US equities have weathered a choppy start to the year, facing new geopolitical, trade, and central bank risks without collapsing. And stocks kicked off Wednesday’s session on an optimistic note ahead of the Fed’s rate decision.

The catalyst behind the bump was a familiar one: artificial intelligence.

A renewed burst of AI bullishness briefly carried the S&P 500 above the 7,000 mark for the first time ever, even if those gains faded as the session wore on.

The story behind the milestone

Crossing 7K is seen as a significant signal for the large-cap index and the broader market. Big, round numbers like that tend to test investor confidence, and clearing them often reflects strong underlying sentiment.

As LPL Financial’s Jeff Buchbinder put it, the latest level represents a “very positive sign” from a technical standpoint. And institutional data backs up his assessment, with strong 2026 expectations for S&P profits and Q4 tech profits projected to handily beat the broader index.

AI spending is also broadening to include suppliers like Western Digital, Seagate, Micron, and data-center HVAC provider Comfort Systems USA, all of which have posted massive gains since late 2024.

Taken as a whole, the trendlines explain why the index’s climb has been accelerating. It took roughly three years to move from 4,000 to 5,000, less than a year to climb another 1,000 points, and just over 300 days to reach the latest milestone.

JPMorgan’s reality check

Strategists at one major institution are arguing that today’s AI-driven rally looks fundamentally different from previous tech bubbles.
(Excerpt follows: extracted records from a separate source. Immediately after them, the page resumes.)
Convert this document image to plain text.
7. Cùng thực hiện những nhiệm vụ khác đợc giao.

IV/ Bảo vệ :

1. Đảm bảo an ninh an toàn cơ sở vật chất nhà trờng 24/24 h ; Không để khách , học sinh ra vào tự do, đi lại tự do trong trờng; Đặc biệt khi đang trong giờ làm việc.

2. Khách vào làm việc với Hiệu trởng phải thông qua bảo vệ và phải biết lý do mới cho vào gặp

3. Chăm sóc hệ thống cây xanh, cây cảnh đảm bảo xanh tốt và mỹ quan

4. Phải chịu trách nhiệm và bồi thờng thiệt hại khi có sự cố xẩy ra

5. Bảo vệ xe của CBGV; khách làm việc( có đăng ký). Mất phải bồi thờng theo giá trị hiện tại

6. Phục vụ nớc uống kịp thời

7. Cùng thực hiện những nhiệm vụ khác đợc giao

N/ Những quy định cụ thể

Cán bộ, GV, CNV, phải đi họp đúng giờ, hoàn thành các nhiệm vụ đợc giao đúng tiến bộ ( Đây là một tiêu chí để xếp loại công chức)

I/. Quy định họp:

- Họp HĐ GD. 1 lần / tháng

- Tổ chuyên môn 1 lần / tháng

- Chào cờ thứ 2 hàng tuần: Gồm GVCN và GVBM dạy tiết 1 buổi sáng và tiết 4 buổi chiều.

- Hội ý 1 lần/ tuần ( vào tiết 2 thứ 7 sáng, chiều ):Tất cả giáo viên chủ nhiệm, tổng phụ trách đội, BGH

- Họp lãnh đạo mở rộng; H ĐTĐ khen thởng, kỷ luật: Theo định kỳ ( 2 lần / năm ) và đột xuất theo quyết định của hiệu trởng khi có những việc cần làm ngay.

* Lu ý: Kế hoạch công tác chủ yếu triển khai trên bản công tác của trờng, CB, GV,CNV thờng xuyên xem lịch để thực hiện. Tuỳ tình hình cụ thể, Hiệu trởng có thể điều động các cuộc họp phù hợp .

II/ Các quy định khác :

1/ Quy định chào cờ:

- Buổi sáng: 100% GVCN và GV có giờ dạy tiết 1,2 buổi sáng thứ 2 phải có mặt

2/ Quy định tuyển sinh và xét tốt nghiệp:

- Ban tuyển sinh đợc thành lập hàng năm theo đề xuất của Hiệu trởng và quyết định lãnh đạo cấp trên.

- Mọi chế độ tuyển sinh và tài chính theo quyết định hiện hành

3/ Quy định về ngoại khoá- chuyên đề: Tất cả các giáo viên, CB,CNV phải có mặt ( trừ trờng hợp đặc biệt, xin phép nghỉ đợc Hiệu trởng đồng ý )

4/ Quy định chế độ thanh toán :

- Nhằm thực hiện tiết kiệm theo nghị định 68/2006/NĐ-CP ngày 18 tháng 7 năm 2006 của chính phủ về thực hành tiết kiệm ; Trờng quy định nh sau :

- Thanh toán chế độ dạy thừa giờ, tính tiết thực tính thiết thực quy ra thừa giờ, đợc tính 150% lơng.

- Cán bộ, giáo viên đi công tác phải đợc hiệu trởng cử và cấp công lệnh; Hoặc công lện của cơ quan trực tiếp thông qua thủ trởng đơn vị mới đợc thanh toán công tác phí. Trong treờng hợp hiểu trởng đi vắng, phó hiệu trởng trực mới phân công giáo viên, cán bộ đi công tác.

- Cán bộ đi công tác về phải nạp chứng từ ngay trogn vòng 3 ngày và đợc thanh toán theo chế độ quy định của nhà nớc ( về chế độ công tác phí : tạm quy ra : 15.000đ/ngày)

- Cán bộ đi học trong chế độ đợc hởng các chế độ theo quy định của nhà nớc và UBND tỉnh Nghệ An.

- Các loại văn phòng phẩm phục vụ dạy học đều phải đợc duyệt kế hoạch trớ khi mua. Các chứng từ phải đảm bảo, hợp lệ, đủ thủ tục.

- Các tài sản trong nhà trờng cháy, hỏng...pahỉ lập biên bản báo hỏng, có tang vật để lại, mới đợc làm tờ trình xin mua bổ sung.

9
Unlike the dot-com era, companies are generating real revenue, showing productivity gains, and embedding AI into daily operations.JPMorgan’s data shows enterprise AI adoption rising sharply, with productivity improvements (particularly in software development and data analysis) already at measurable levels.

That said, risks remain in the form of tariffs, policy volatility, and a concentration of capital in a small group of megacap leaders. That means future pullbacks are likely, but investors shouldn’t necessarily confuse volatility for weakness.

Institutions are treating AI as a long-term play, not a passing trade, so focusing on earnings instead of headlines or index levels looks like a smart way to play an industry still feeling plenty of growing pains.